The dilapidated torso in the center of Palmovka will probably be completed. Prague already has a tenant
The capital is now finalizing the terms of a future lease with the Ministry of Finance and the Ministry of Transport. “If we manage to negotiate an agreement, the council could discuss this agreement in June. The council will vote on it and then the city council. If its wording is approved, everything will be ready so that the buildings can be moved by EUSPA after completion, “Hlaváček describes the necessary steps.
“The space agency would be an excellent impetus for the development of the entire more than ten-hectare area, which has the ambition to become the new center of Prague 8,” Hlaváček added, adding that if it fails to conclude a contract with the state, it will find employment with other tenants. “The city will finish it anyway,” he assured.
The June signing will be followed by a revision of the project and the related project preparation for the completion of the construction. The construction contractor could then be selected during the first half of 2023, and the workers could return to the immediately unsightly torso. EUSPA could move within three years, Hlaváček believes.
He did not want to specify the contractual relations between the capital, the state and the agency. It is also not yet clear how much the extension will cost. The building of the current EUSPA headquarters in Prague’s Holešovice belongs to the state and the agency pays it only a quarter of the commercial rent according to the agreement.

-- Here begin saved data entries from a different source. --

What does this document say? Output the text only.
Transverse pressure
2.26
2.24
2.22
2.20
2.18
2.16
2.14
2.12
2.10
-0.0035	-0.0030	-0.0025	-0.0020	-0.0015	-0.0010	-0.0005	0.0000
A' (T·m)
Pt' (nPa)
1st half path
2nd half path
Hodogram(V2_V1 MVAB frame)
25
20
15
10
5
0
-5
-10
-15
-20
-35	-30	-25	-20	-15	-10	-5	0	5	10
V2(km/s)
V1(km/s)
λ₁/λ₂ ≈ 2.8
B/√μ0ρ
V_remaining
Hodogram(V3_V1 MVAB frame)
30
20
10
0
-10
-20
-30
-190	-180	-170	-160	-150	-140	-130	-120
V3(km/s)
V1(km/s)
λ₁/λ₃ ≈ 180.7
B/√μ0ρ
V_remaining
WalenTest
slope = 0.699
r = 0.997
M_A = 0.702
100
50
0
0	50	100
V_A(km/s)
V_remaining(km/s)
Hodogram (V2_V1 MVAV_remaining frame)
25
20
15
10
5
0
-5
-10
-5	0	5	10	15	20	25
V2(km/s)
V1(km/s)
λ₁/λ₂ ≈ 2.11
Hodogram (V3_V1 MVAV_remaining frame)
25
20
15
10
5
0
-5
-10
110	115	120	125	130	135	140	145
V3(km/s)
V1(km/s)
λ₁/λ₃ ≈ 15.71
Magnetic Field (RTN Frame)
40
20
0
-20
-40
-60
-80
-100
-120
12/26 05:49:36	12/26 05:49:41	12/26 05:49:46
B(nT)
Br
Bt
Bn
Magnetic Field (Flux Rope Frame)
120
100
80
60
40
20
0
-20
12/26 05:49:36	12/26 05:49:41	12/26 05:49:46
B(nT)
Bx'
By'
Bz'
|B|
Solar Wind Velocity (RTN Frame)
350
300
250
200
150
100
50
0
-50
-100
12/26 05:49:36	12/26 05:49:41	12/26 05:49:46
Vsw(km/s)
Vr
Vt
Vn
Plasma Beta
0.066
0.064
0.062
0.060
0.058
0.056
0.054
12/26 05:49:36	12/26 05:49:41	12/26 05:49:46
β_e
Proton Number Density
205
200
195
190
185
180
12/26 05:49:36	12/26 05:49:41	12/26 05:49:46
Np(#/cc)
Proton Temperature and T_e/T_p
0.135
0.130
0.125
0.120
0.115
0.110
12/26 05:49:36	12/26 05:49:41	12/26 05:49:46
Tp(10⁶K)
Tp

The construction called the Palmovka Center for 1.1 billion crowns has not been completed for many years. The project, which was to create the new town hall of Prague 8, was approved by the local management in 2010. Construction began in 2014. However, after the election, the new town hall questioned the ownership of the building and the building became the subject of litigation between Prague 8, the municipality and the building. by Metrostav. In the end, the parties agreed that the building would be delivered to Prague 8 with the help of a city subsidy.
The manufacturer of 3D printers Josef Průša, who wanted to move his company Prusa Research, was also interested in the unfinished building. At the end of last year, he published a project according to which the costs of completing the center could range between 500 million and a billion crowns.